Casey noted now that one his hands appeared misshapen; it seemed folded in two and the last two fingers and thumb were bent at odd angles, like it had been smashed by a boulder and had never healed properly. Also, a scar now reached from his cheek down his neck to the collarbone.
Oddly, the scar in his midriff, the place where Marvin Sparkle had
sliced his belly open, was gone.
Gone?
But how —?
“Max!” She shook him violently. He should have moved easily: Casey was no weakling, and he was not in a very balanced stance. But he was like a thing made of granite; he simply did not or could not be moved. She was insubstantial to him. “What did you do to your hand?” she shouted now directly in his ear.

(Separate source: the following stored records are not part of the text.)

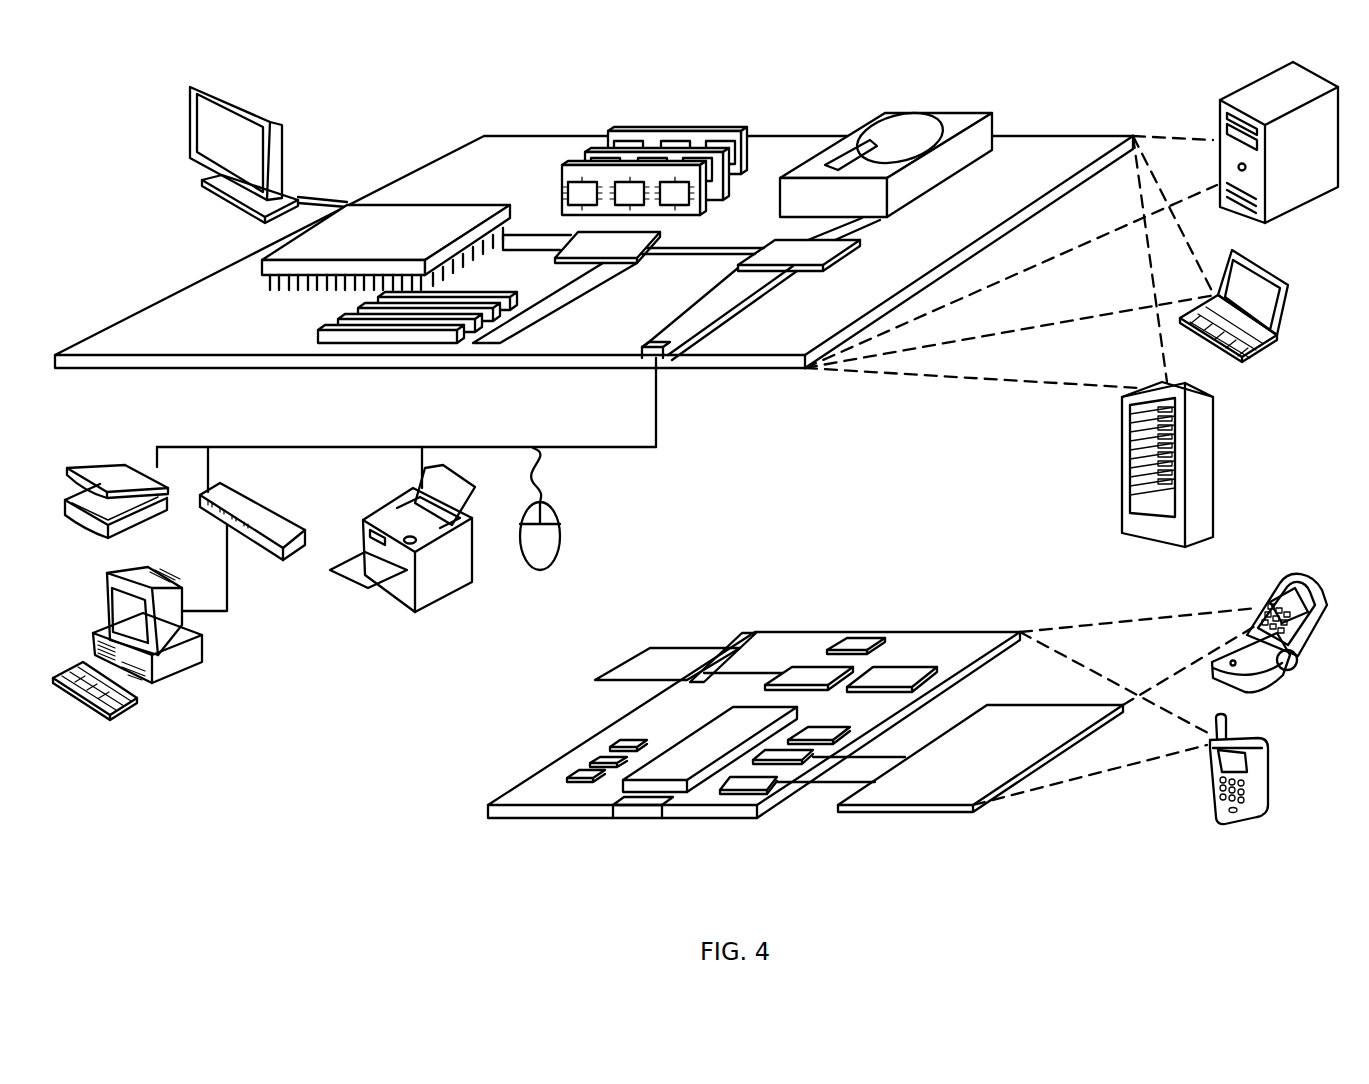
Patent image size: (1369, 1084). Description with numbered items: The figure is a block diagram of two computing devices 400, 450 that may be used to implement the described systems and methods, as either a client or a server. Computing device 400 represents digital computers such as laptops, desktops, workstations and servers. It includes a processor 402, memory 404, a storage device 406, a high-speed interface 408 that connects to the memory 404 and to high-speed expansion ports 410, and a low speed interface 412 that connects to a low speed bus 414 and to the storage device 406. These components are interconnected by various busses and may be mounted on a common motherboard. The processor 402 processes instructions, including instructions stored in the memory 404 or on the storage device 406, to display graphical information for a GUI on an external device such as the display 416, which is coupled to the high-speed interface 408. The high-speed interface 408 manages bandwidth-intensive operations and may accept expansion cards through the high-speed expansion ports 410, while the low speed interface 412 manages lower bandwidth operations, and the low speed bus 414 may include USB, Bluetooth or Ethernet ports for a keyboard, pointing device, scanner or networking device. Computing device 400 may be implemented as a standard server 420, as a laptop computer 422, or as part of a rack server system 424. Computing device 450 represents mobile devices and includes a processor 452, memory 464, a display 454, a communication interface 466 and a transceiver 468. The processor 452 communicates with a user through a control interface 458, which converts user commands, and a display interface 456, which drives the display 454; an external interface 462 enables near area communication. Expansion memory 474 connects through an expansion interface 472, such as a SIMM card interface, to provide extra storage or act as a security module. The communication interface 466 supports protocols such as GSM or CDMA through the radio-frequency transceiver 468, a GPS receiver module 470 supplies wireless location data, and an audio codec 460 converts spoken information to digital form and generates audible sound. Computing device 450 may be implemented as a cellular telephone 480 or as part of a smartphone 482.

The computing device 400 is at (402, 98).
The processor 402 is at (268, 263).
The memory 404 is at (620, 128).
The storage device 406 is at (881, 112).
The high-speed interface 408 is at (597, 246).
The high-speed expansion ports 410 is at (330, 324).
The low speed interface 412 is at (777, 247).
The low speed bus 414 is at (668, 358).
The display 416 is at (192, 84).
The standard server 420 is at (1220, 118).
The laptop computer 422 is at (1292, 283).
The rack server system 424 is at (1122, 493).
The computing device 450 is at (460, 822).
The processor 452 is at (680, 772).
The display 454 is at (938, 790).
The display interface 456 is at (753, 778).
The control interface 458 is at (792, 757).
The audio codec 460 is at (822, 733).
The external interface 462 is at (643, 808).
The memory 464 is at (590, 762).
The communication interface 466 is at (810, 673).
The transceiver 468 is at (893, 675).
The GPS receiver module 470 is at (868, 638).
The expansion interface 472 is at (733, 643).
The expansion memory 474 is at (645, 648).
The cellular telephone 480 is at (1272, 581).
The smartphone 482 is at (1210, 777).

People were staring now, Casey noted. It would not be good to attract attention in this place.
Then, there was a subtle shift. Max’s face altered. Instead of anger, there was now a solemnness and a sparkle of delight. His shoulders rolled back; he became more comfortable in his own body. In fact the entire physical change in that instant was startling, instantaneous.
His bent hand was now fine. He raised it with a grin. With a start, Casey saw that his cheek scar was also gone.
And now, without transition, he had short hair.
Egads! What was happening?
She replayed what had just transpired in her mind — it hadn’t been like a morph in a movie. It was like a slap-cut, but one which reached back into the movie and somehow altered past frames as well. If you had been looking directly at Max when the change happened, you’d swear he’d simply short hair the whole time: you had been mistaken about the longer hair.
But no, she girded herself. He did not, not, not have short hair when he’d arrived. Right? Right-o. But part of her wasn’t sure now. But she was also positive at the same time.
She shook head and blinked her eyes.
Now Max was speaking brightly in an older language. Egyptian? It sounded like, “Ba kah. Lemu tura nehili ptah vahk silim nekri mah …” He was greeting someone or a group of someones, phantoms all … He implored them to enter a home, have wine, a meal …
… As he stepped into his imaginary home, and before Casey realized where he was going, he walked into the pool. He vanished beneath the water with a splash, still talking and not bothering to swim.
He sank, oblivious to where he was. He fell to the bottom, gesturing and laughing out bubbles, his inner ghosts keeping him company even underwater.